HyGenar: An LLM-Driven Hybrid Genetic Algorithm for Few-Shot Grammar Generation

Published 22 May 2025 in cs.AI and cs.PL | (2505.16978v2)

Abstract: Grammar plays a critical role in natural language processing and text/code generation by enabling the definition of syntax, the creation of parsers, and guiding structured outputs. Although LLMs demonstrate impressive capabilities across domains, their ability to infer and generate grammars has not yet been thoroughly explored. In this paper, we aim to study and improve the ability of LLMs for few-shot grammar generation, where grammars are inferred from sets of a small number of positive and negative examples and generated in Backus-Naur Form. To explore this, we introduced a novel dataset comprising 540 structured grammar generation challenges, devised 6 metrics, and evaluated 8 various LLMs against it. Our findings reveal that existing LLMs perform sub-optimally in grammar generation. To address this, we propose an LLM-driven hybrid genetic algorithm, namely HyGenar, to optimize grammar generation. HyGenar achieves substantial improvements in both the syntactic and semantic correctness of generated grammars across LLMs.

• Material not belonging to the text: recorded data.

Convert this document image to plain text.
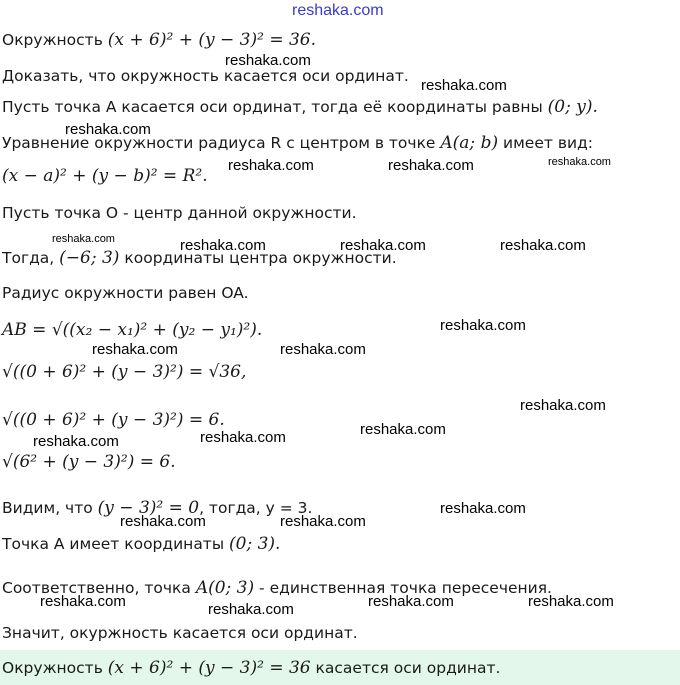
reshaka.com
Окружность (x + 6)² + (y − 3)² = 36.
Доказать, что окружность касается оси ординат.
Пусть точка A касается оси ординат, тогда её координаты равны (0; y).
Уравнение окружности радиуса R с центром в точке A(a; b) имеет вид:
(x − a)² + (y − b)² = R².
Пусть точка O - центр данной окружности.
Тогда, (−6; 3) координаты центра окружности.
Радиус окружности равен OA.
AB = √((x₂ − x₁)² + (y₂ − y₁)²).
√((0 + 6)² + (y − 3)²) = √36,
√((0 + 6)² + (y − 3)²) = 6.
√(6² + (y − 3)²) = 6.
Видим, что (y − 3)² = 0, тогда, y = 3.
Точка A имеет координаты (0; 3).
Соответственно, точка A(0; 3) - единственная точка пересечения.
Значит, окуржность касается оси ординат.
Окружность (x + 6)² + (y − 3)² = 36 касается оси ординат.
reshaka.com
reshaka.com
reshaka.com
reshaka.com	reshaka.com	reshaka.com
reshaka.com	reshaka.com	reshaka.com	reshaka.com
reshaka.com
reshaka.com	reshaka.com
reshaka.com
reshaka.com
reshaka.com
reshaka.com
reshaka.com
reshaka.com	reshaka.com
reshaka.com	reshaka.com	reshaka.com
reshaka.com
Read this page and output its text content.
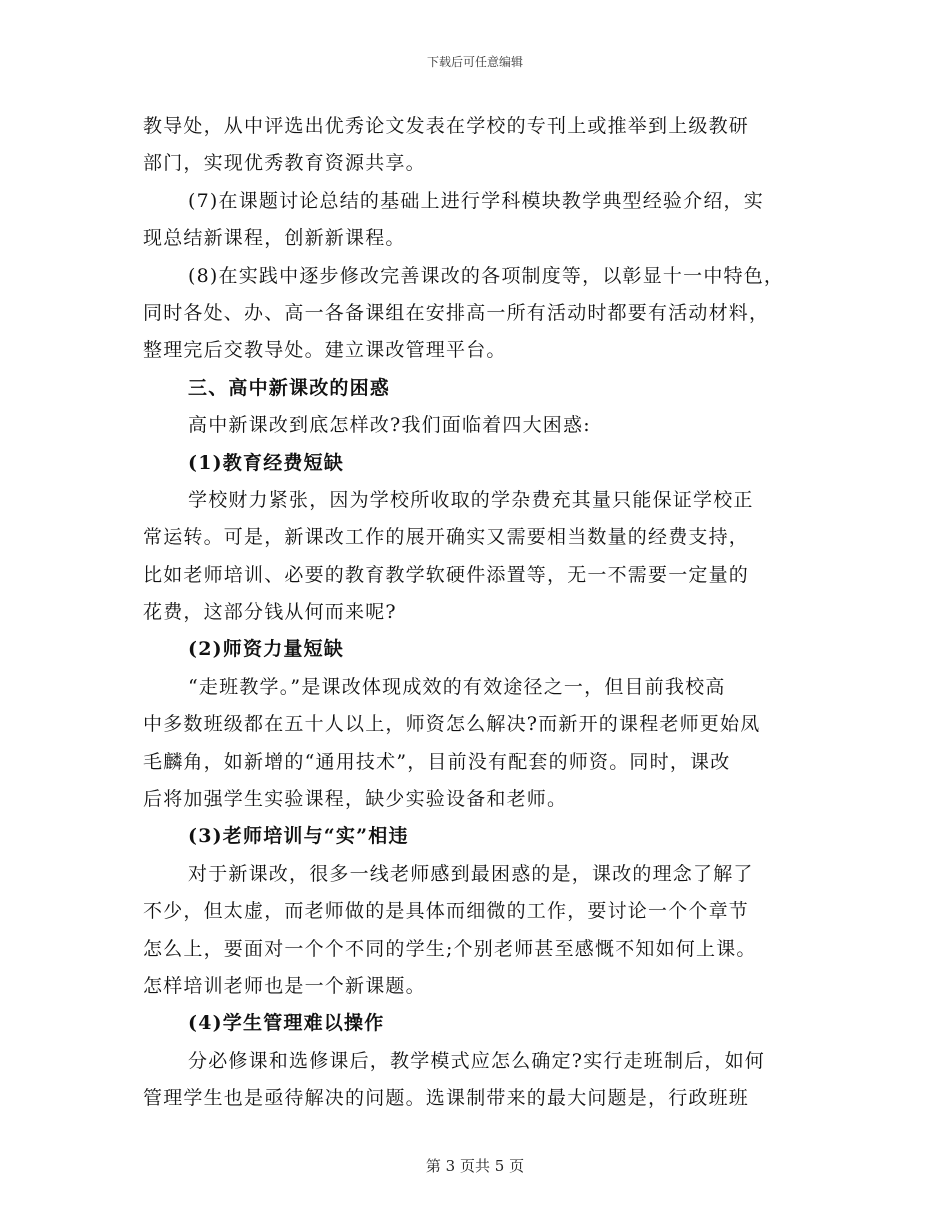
下载后可任意编辑
教导处，从中评选出优秀论文发表在学校的专刊上或推举到上级教研
部门，实现优秀教育资源共享。
(7)在课题讨论总结的基础上进行学科模块教学典型经验介绍，实
现总结新课程，创新新课程。
(8)在实践中逐步修改完善课改的各项制度等，以彰显十一中特色，
同时各处、办、高一各备课组在安排高一所有活动时都要有活动材料，
整理完后交教导处。建立课改管理平台。
三、高中新课改的困惑
高中新课改到底怎样改?我们面临着四大困惑:
(1)教育经费短缺
学校财力紧张，因为学校所收取的学杂费充其量只能保证学校正
常运转。可是，新课改工作的展开确实又需要相当数量的经费支持，
比如老师培训、必要的教育教学软硬件添置等，无一不需要一定量的
花费，这部分钱从何而来呢?
(2)师资力量短缺
“走班教学。”是课改体现成效的有效途径之一，但目前我校高
中多数班级都在五十人以上，师资怎么解决?而新开的课程老师更始凤
毛麟角，如新增的“通用技术”，目前没有配套的师资。同时，课改
后将加强学生实验课程，缺少实验设备和老师。
(3)老师培训与“实”相违
对于新课改，很多一线老师感到最困惑的是，课改的理念了解了
不少，但太虚，而老师做的是具体而细微的工作，要讨论一个个章节
怎么上，要面对一个个不同的学生;个别老师甚至感慨不知如何上课。
怎样培训老师也是一个新课题。
(4)学生管理难以操作
分必修课和选修课后，教学模式应怎么确定?实行走班制后，如何
管理学生也是亟待解决的问题。选课制带来的最大问题是，行政班班
第 3 页共 5 页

Abstract PDF Upgrade to Chat

Summary

HyGenar: An LLM-Driven Hybrid Genetic Algorithm for Few-Shot Grammar Generation

The paper presents a novel approach to optimizing grammar generation using LLMs, specifically focusing on few-shot grammar generation in Backus-Naur Form (BNF). In the context of grammar inference, the ability to infer grammars from a minimal set of examples—three positive and three negative—is explored. This approach seeks to highlight large language models' potential in syntactic and semantic correctness of grammar generation, with implications for broader natural language processing (NLP) and software engineering applications.

Objectives and Dataset

The primary aim is to assess and enhance the ability of LLMs to generate grammars based on limited data. The authors constructed a dataset comprising 540 grammar generation challenges, each with precisely three positive and three negative examples. This dataset serves as a benchmark to evaluate eight different LLMs' performance, specifically in few-shot scenarios.

Methodology

The authors introduce HyGenar, a hybrid algorithm combining the capabilities of LLMs and genetic algorithms. HyGenar adapts traditional genetic algorithm operators, such as crossover and mutation, with LLM-driven initializations and mutations. The methodology includes:

Fitness Evaluation: Assesses syntactic and semantic correctness to provide an adaptation mechanism within the genetic algorithm framework.
Selection and Crossover: Utilizes LLMs to generate candidate solutions that undergo evolution, typical in genetic algorithms.
Mutation: Employs both LLM-driven heuristics and local grammar transformations to improve candidate solutions' quality iteratively.

Evaluation Metrics

To comprehensively evaluate grammar generation quality, six metrics were designed:
- Syntax Correctness (SX): Measures how well generated grammars adhere to valid BNF syntax.
- Semantic Correctness (SE): Assesses whether grammars correctly accept positive examples and reject negative examples.
- Diff, OF, OG, and TU: Evaluate over-fitting, over-generalization, and utility of grammatical structures in parsing positive examples.

Findings

The study found that existing LLMs perform sub-optimally in few-shot grammar generation. However, HyGenar significantly improves both syntactic and semantic correctness across evaluated models. Most notably, syntax correctness increased by an average of 13.88% and semantic correctness by 16.5% compared to baseline approaches. These improvements were achieved without inducing significant over-fitting, as shown by the consistent Diff and OF metrics in the results.

Implications and Future Directions

Practically, enhancing LLMs' grammar generation capabilities has substantial implications for NLP systems in automating complex parsing tasks. Theoretically, this hybrid approach indicates a promising direction for integrating heuristic algorithms with machine learning models, potentially applicable to various problem domains within AI. Future developments may focus on expanding this framework to support a broader range of formal grammars and increasing robustness to datasets with larger examples sets.

This paper contributes to understanding LLM potential in syntax-directed generation tasks and introduces a novel hybrid approach with significant practical relevance in automating grammar inference tasks.